Et, c’est précisément à une rencontre avec le monde animal que le visiteur a droit. Face à face peu rassurant avec les trois versions de La Sauterelle, qui s’agrandit avec le temps – petite, 1944, moyenne, 1945, grande, 1955-56 – pour prendre des proportions de plus en plus menaçantes. Accroupie, prête à bondir, elle tend ses pattes afin de saisir sa proie. A ses côtés, La Mante, 1946 ou L’Araignée, de la même année, complètent cette famille animale sous ses formes les moins amènes. Ces insectes, tous du genre féminin, sont-ils l’affirmation du prétendu aspect dévorateur de la sexualité féminine ?

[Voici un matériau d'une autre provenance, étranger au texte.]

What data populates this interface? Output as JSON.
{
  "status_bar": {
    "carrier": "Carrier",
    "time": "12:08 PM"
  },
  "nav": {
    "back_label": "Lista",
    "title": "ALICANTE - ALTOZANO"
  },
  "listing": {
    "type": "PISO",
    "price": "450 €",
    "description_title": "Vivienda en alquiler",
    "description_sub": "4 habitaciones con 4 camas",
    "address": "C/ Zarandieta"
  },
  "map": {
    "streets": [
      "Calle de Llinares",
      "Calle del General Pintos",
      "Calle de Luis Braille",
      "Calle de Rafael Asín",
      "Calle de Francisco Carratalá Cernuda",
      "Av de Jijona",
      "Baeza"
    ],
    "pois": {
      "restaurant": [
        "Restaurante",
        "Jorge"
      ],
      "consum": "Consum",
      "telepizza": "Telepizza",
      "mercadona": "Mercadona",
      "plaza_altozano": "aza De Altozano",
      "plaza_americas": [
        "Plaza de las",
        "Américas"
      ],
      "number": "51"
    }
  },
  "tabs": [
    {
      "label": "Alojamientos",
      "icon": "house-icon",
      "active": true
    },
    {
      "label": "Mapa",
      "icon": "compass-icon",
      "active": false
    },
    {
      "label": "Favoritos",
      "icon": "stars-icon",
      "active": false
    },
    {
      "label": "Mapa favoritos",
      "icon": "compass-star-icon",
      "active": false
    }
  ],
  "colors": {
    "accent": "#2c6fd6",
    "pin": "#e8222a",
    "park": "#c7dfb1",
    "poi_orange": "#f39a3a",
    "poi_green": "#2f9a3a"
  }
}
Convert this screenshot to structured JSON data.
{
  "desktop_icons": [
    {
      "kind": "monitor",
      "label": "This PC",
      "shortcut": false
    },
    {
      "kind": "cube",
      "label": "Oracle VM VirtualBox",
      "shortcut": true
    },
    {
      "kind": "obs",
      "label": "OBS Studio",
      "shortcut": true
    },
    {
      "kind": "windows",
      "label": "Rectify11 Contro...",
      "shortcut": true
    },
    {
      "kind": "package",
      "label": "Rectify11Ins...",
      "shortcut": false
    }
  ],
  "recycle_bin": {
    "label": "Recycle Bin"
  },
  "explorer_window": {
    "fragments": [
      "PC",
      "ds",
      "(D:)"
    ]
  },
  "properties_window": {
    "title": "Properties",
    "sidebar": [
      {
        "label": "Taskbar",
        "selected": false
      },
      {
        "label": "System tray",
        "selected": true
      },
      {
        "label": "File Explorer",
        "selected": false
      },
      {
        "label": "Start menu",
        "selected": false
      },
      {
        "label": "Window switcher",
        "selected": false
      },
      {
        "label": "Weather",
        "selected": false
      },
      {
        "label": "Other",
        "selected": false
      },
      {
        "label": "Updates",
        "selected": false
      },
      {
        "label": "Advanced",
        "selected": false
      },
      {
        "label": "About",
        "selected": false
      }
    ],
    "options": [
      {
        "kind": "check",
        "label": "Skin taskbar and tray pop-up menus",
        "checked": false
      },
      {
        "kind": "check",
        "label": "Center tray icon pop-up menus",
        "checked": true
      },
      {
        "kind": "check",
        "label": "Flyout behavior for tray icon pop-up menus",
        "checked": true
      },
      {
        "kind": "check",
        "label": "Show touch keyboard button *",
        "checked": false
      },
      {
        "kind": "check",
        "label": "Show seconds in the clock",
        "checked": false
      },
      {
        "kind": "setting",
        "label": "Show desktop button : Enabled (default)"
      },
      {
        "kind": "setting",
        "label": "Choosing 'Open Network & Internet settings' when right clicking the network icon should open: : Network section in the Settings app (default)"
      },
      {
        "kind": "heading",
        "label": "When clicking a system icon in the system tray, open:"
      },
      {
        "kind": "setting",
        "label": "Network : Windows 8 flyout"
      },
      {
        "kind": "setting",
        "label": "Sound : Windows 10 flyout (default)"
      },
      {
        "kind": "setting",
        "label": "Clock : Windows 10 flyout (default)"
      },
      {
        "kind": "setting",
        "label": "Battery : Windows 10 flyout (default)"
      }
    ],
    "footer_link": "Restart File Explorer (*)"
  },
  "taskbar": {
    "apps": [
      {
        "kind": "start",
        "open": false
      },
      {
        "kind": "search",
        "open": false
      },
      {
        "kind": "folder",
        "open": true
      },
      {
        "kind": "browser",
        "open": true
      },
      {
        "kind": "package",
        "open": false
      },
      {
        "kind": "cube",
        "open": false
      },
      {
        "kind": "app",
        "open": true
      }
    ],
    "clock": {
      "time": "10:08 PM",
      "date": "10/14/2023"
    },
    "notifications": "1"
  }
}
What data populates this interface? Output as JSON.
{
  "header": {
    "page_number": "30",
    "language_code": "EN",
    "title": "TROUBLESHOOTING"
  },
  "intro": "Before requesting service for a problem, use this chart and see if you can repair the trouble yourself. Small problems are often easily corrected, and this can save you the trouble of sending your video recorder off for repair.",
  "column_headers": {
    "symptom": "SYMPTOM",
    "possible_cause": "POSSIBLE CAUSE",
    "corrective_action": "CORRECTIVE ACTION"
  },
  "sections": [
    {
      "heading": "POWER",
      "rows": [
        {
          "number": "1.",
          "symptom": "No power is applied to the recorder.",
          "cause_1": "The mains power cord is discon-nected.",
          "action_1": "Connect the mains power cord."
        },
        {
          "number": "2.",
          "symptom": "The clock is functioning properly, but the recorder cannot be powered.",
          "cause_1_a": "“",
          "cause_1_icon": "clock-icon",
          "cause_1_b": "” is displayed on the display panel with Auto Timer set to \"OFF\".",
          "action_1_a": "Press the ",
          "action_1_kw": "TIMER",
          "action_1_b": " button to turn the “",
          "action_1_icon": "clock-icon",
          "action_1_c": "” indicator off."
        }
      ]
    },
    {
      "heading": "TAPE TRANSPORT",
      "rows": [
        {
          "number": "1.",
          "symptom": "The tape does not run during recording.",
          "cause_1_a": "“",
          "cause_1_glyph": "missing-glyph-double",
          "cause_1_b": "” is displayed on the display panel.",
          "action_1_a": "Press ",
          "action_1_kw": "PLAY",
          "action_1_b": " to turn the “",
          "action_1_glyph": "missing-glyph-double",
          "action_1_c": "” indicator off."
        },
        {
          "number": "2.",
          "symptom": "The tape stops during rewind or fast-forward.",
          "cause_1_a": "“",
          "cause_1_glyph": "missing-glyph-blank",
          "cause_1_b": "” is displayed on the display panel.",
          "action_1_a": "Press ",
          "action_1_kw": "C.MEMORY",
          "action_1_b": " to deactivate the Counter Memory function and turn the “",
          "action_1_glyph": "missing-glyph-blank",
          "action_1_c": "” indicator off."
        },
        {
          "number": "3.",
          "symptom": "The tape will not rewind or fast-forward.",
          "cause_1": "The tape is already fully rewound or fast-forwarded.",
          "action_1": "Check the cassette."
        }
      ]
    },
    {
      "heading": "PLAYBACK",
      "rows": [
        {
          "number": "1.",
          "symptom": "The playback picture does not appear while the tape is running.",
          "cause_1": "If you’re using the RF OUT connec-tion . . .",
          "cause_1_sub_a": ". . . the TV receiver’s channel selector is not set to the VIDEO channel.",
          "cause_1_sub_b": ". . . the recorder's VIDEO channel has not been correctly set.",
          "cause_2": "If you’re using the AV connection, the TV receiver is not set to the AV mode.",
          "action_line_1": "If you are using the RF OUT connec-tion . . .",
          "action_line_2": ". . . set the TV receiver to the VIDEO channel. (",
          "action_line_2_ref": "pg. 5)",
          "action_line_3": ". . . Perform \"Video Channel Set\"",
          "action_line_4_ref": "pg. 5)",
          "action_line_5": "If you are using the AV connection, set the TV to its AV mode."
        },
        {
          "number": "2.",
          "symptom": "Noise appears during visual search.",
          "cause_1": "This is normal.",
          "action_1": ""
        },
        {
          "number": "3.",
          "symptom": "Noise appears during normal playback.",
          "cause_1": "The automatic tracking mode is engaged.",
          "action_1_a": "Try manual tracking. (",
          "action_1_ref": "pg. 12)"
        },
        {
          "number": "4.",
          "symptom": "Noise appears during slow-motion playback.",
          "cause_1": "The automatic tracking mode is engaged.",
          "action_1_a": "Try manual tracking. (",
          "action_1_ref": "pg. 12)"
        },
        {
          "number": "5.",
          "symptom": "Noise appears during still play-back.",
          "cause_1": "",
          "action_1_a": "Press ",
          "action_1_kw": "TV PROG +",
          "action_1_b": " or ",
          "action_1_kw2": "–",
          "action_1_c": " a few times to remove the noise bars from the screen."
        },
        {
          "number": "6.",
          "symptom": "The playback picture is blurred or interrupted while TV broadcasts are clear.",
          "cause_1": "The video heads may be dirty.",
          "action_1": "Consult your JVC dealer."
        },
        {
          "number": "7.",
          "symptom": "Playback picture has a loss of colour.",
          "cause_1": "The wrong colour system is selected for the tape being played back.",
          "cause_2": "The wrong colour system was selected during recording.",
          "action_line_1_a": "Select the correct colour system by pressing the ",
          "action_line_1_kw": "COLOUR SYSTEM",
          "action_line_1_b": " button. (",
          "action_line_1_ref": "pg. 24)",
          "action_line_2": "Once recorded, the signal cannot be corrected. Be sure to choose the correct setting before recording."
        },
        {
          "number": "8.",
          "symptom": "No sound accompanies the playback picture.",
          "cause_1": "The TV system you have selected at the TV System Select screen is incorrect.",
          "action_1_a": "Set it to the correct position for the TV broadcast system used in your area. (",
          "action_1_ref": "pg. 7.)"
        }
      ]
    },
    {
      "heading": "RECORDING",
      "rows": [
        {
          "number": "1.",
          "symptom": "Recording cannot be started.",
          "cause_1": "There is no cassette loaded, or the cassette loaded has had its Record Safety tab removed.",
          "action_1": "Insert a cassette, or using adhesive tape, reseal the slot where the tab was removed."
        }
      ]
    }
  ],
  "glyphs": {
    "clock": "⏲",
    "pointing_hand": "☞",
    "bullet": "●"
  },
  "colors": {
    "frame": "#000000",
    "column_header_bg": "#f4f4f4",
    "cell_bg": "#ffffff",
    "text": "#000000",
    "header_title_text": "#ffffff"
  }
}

Quoi qu’il en soit, c’est avec le processus de l’hybridation que l’art de Richier manifeste toute sa singularité. Hybridation et non pas métamorphose car chez elle les divers accouplements étonnants, voire inquiétants, n’aboutissent jamais à une transformation définitive, à une osmose parfaite et lisse. Peut-on y voir un héritage surréaliste ? Probablement, mais dans sa version pratiquée par Giacometti ou même parfois par Picasso. Cependant, si la littérature, chère aux surréalistes, est absente de l’œuvre de Richier, il n’en va pas de même pour les sources mythiques. Non pas qu’il s’agisse de références précises ; l’artiste s’attache plutôt à l’aspect archaïque de forces telluriques, qui rapproche son travail d’une quête des commencements. Avec Eau (1953-54) ou Montagne (1955-56), la matière reste brute, non élaborée, mais contient déjà dans son épaisseur même certaines inscriptions brouillées, aux confins de l’organique, du minéral et du corporel. Une section importante est consacrée aux « Sculptures à fils ». Ces figures maigres, tiennent entre leurs mains ce qui semble être les leviers d’un métier à tisser imaginaire ou les brides d’un chariot invisible. Ces êtres indéfinis - Le Griffu (1952), Diabolo (1950) – dont le point de départ fut L’Araignée, sont comme dessinés et suspendus dans le vide. Littéralement, car, suivant la manière employée par l’artiste, Le Griffu, accroché au plafond, semble en apesanteur. Impossible d’évoquer l’ensemble des travaux déployés ici. Ainsi, le Christ d’Assy (1950), cette contribution de Richier à l’art religieux longtemps décriée, placée dans une chapelle improvisée. Ailleurs, moins connues, les œuvres réalisées en collaboration avec Hans Hartung ou Vieira da Silva. Ailleurs encore, L’homme dans la nuit, 1954, par son aspect maladroit et par sa tête qui rappelle E.T., ajoute une touche de tendresse. Terminons sur l’opus magna de Richier, l’Échiquier Grand (1959). Ce jeu, basé sur la logique et sur des règles strictes, voit ses pièces d’une taille démesurée se convertir en d’étranges hybrides qui condensent tout l’imaginaire de l’artiste.